Pour paraphraser le PDM, la Tunisie est arabe, maghrébine et africaine et c'est respecter son identité tunisienne que de chercher à comprendre pourquoi et en quoi sa culture méditerranéenne ne sera jamais tout à fait pareille à celle qui prévaut dans les autres pays riverains, et certainement en Europe.

mardi 4 octobre 2011

Élections tunisiennes : l'alliance des contraires

Comme toute société, la Tunisie, même limitée à Tunis, apparaît plus complexe et hétéroclite à mesure que l'on s'en approche, que l'on entend les individualités s'exprimer et les contradictions se préciser.
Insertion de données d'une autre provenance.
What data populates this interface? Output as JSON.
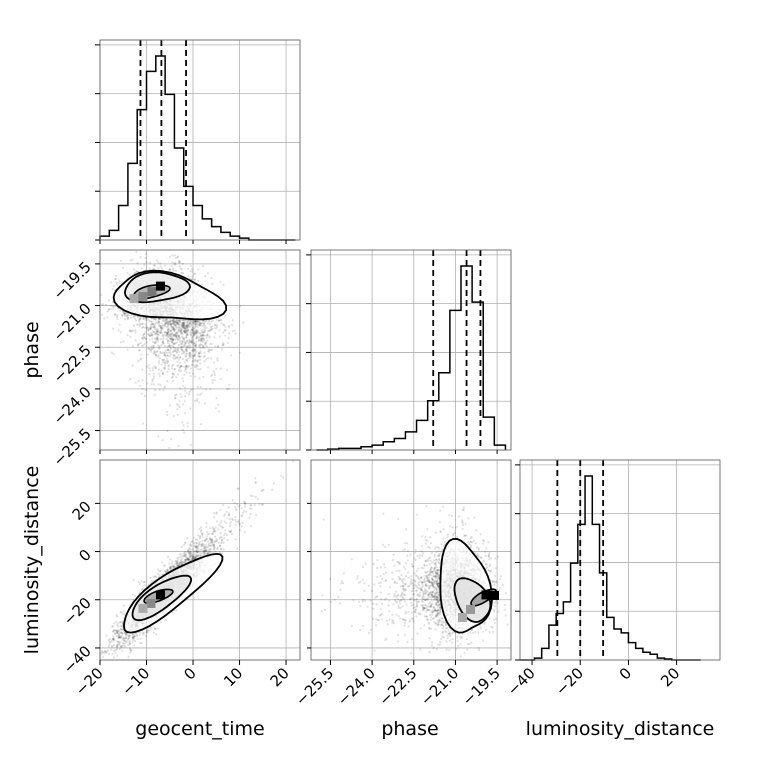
{
  "chart_data": {
    "type": "corner",
    "grid": true,
    "parameters": [
      {
        "name": "geocent_time",
        "label": "geocent_time",
        "range": [
          -20,
          23
        ],
        "ticks": [
          -20,
          -10,
          0,
          10,
          20
        ],
        "tick_labels": [
          "−20",
          "−10",
          "0",
          "10",
          "20"
        ],
        "quantiles": [
          -11.3,
          -6.8,
          -1.5
        ]
      },
      {
        "name": "phase",
        "label": "phase",
        "range": [
          -26.2,
          -19.0
        ],
        "ticks": [
          -25.5,
          -24.0,
          -22.5,
          -21.0,
          -19.5
        ],
        "tick_labels": [
          "−25.5",
          "−24.0",
          "−22.5",
          "−21.0",
          "−19.5"
        ],
        "quantiles": [
          -21.8,
          -20.6,
          -20.1
        ]
      },
      {
        "name": "luminosity_distance",
        "label": "luminosity_distance",
        "range": [
          -45,
          38
        ],
        "ticks": [
          -40,
          -20,
          0,
          20
        ],
        "tick_labels": [
          "−40",
          "−20",
          "0",
          "20"
        ],
        "quantiles": [
          -29.5,
          -20,
          -10.5
        ]
      }
    ],
    "histograms": [
      {
        "param": "geocent_time",
        "bin_edges": [
          -20,
          -18,
          -16,
          -14,
          -12,
          -10,
          -8,
          -6,
          -4,
          -2,
          0,
          2,
          4,
          6,
          8,
          10,
          12,
          14,
          16,
          18,
          20,
          22
        ],
        "counts": [
          2,
          5,
          18,
          40,
          68,
          88,
          96,
          76,
          48,
          28,
          18,
          11,
          7,
          4,
          2,
          1,
          0,
          0,
          0,
          0,
          0
        ]
      },
      {
        "param": "phase",
        "bin_edges": [
          -26.0,
          -25.6,
          -25.2,
          -24.8,
          -24.4,
          -24.0,
          -23.6,
          -23.2,
          -22.8,
          -22.4,
          -22.0,
          -21.6,
          -21.2,
          -20.8,
          -20.4,
          -20.0,
          -19.6,
          -19.2
        ],
        "counts": [
          0,
          0.5,
          1,
          1,
          2,
          3,
          5,
          7,
          11,
          18,
          30,
          47,
          85,
          112,
          90,
          20,
          3
        ]
      },
      {
        "param": "luminosity_distance",
        "bin_edges": [
          -45,
          -42,
          -39,
          -36,
          -33,
          -30,
          -27,
          -24,
          -21,
          -18,
          -15,
          -12,
          -9,
          -6,
          -3,
          0,
          3,
          6,
          9,
          12,
          15,
          18,
          21,
          24,
          27,
          30
        ],
        "counts": [
          0,
          0,
          1,
          6,
          18,
          24,
          30,
          50,
          70,
          95,
          70,
          45,
          22,
          16,
          14,
          9,
          6,
          4,
          3,
          1,
          0.5,
          0,
          0,
          0,
          0
        ]
      }
    ],
    "pairs": [
      {
        "x": "geocent_time",
        "y": "phase",
        "mode": [
          -7,
          -20.3
        ]
      },
      {
        "x": "geocent_time",
        "y": "luminosity_distance",
        "mode": [
          -7,
          -18
        ]
      },
      {
        "x": "phase",
        "y": "luminosity_distance",
        "mode": [
          -19.9,
          -18
        ]
      }
    ]
  }
}
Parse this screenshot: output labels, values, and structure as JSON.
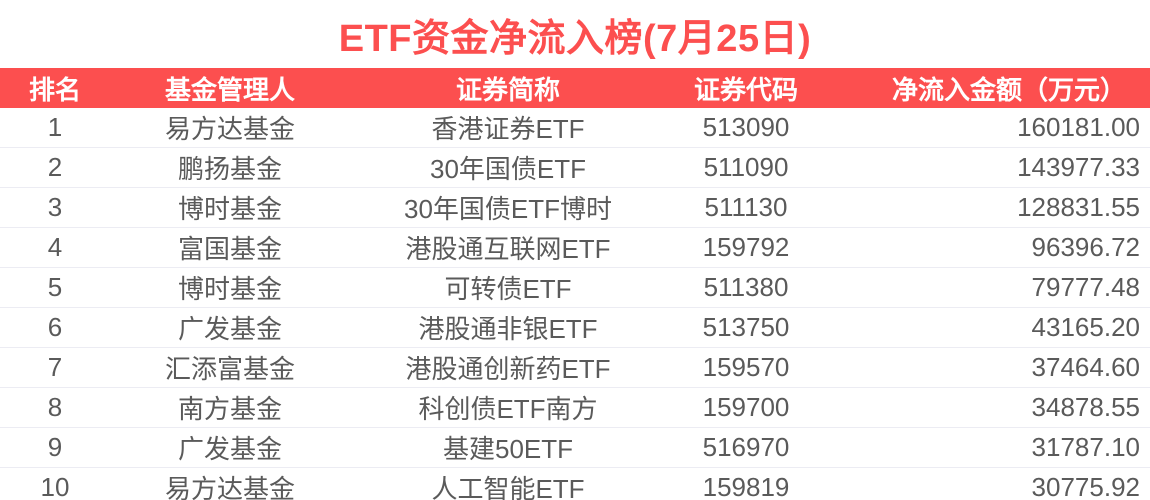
{
  "title": "ETF资金净流入榜(7月25日)",
  "colors": {
    "accent_red": "#fc4f4f",
    "body_text": "#5a5a5a",
    "row_separator": "#ececf3"
  },
  "table": {
    "columns": {
      "rank": "排名",
      "manager": "基金管理人",
      "name": "证券简称",
      "code": "证券代码",
      "amount": "净流入金额（万元）"
    },
    "rows": [
      {
        "rank": "1",
        "manager": "易方达基金",
        "name": "香港证券ETF",
        "code": "513090",
        "amount": "160181.00"
      },
      {
        "rank": "2",
        "manager": "鹏扬基金",
        "name": "30年国债ETF",
        "code": "511090",
        "amount": "143977.33"
      },
      {
        "rank": "3",
        "manager": "博时基金",
        "name": "30年国债ETF博时",
        "code": "511130",
        "amount": "128831.55"
      },
      {
        "rank": "4",
        "manager": "富国基金",
        "name": "港股通互联网ETF",
        "code": "159792",
        "amount": "96396.72"
      },
      {
        "rank": "5",
        "manager": "博时基金",
        "name": "可转债ETF",
        "code": "511380",
        "amount": "79777.48"
      },
      {
        "rank": "6",
        "manager": "广发基金",
        "name": "港股通非银ETF",
        "code": "513750",
        "amount": "43165.20"
      },
      {
        "rank": "7",
        "manager": "汇添富基金",
        "name": "港股通创新药ETF",
        "code": "159570",
        "amount": "37464.60"
      },
      {
        "rank": "8",
        "manager": "南方基金",
        "name": "科创债ETF南方",
        "code": "159700",
        "amount": "34878.55"
      },
      {
        "rank": "9",
        "manager": "广发基金",
        "name": "基建50ETF",
        "code": "516970",
        "amount": "31787.10"
      },
      {
        "rank": "10",
        "manager": "易方达基金",
        "name": "人工智能ETF",
        "code": "159819",
        "amount": "30775.92"
      }
    ]
  }
}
Ce pays habitué aux touristes (généralement peu regardants quant aux conditions politiques qui rendent leur séjour ensoleillé possible, où que ce soit) entrevoit dans la démocratie à venir, tant la promesse d'une nouvelle liberté, que d'une égalité plus manifeste entre les Tunisiens (le peuple, par opposition à la clique de l'ancien dirigeant), qu'une voie vers la prospérité économique - à commencer par le retour franc et massif des touristes.

Dès l'aéroport de Tunis - Carthage, à la question de savoir comment est actuellement la situation dans le pays, après l'agitation de la révolution et en cette période pré-électorale, le taximan d'environ 35 ans, tente de vous rassurer comme le ferait tout bon commerçant : « La situation est à 80 % calme ! » Or, tout le monde sait que le calme est bon pour les affaires, et le touriste est avant tout un partenaire commercial (justement un peu rare, en cette année troublée), au-delà d'une certaine idée de la démocratie qu'il véhicule un peu par défaut, comme Occidental.

Employé de l'hôtel, qui pourrait être le père du taximan, Ali considère, en fait de « calme », que « rien n'a changé en dix mois, depuis la révolution », ne fut-ce que parce que le système Ben Ali est toujours en place et que « les voleurs » sont toujours actifs. Pointant indirectement le fait qu'à l'évidence, il y a toujours deux temps entre le temps politique (parfois brutal) du changement et celui des mentalités (qui peut prendre une génération, voire davantage).

A contrario, Karim, un autre taximan, se veut positif quant à l'avenir politique qui suivra les élections, y compris à l'endroit des islamistes, dont il pense que s'ils devaient atteindre le pouvoir, ils ne poseraient pas de problème... au tourisme, car « un touriste reste un touriste » - tenue vestimentaire allégée comprise ! Le pragmatisme économique, là encore, l'emporterait donc largement sur les impératifs religieux. Les islamistes auraient l'avantage d'une certaine rigueur dans la gestion du pays, tout en ne touchant pas fondamentalement à ce qui reste la principale ressource de la Tunisie. Un pays qui resterait « proche », donc, comme un autre système nous le vendait il n'y a pas si longtemps.

Du côté des jeunes femmes, par contre, la vision semble plus nuancée et à tout le moins plus préoccupée, tant il est vrai qu'une fois que la religion se mêle de l'état, ce sont généralement les femmes dans leur ensemble qui ont à en subir les conséquences, primaires et secondaires. Or, les islamistes (au sein desquels on note des dissidences à partir du principal parti Ennahadah) font clairement monter les enchères à l'endroit des femmes, ce, qu'ils tentent d'imposer individuellement le port du niqab à certaines en faisant pression ou qu'ils tentent d'inclure cette question religieuse dans le débat relatif aux élections et au sein de la société, amenant certains à regarder soudain d'un autre oeil des cheveux féminins qui n'ont plus posé problème à personne depuis des décennies, en Tunisie.

Un trait essentiel semble tout de même réunir la plupart des Tunisiens, dont l'unanimité révolutionnaire, vue d'Europe, se double tout de même d'une profusion paradoxale de partis politiques (plus d'une centaine, à ce jour !) : plus rien ne sera comme avant, puisque la révolution a chassé Ben Ali et que les Tunisien-nes n'accepteront d'aucun pouvoir, élu ou non, un retour en arrière ou une simple variante de ce dont ils ne voulaient plus, jusqu'à le payer de leur vie, pour certains d'entre eux. Les blindés toujours présents sur l'avenue Bourghiba, devant le ministère de l'Intérieur (et l'Ambassade de France, un peu plus haut), lui-même cerné de barbelés et de soldats en arme, sont sans doute là pour le signifier. Reste à voir pour se protéger de qui.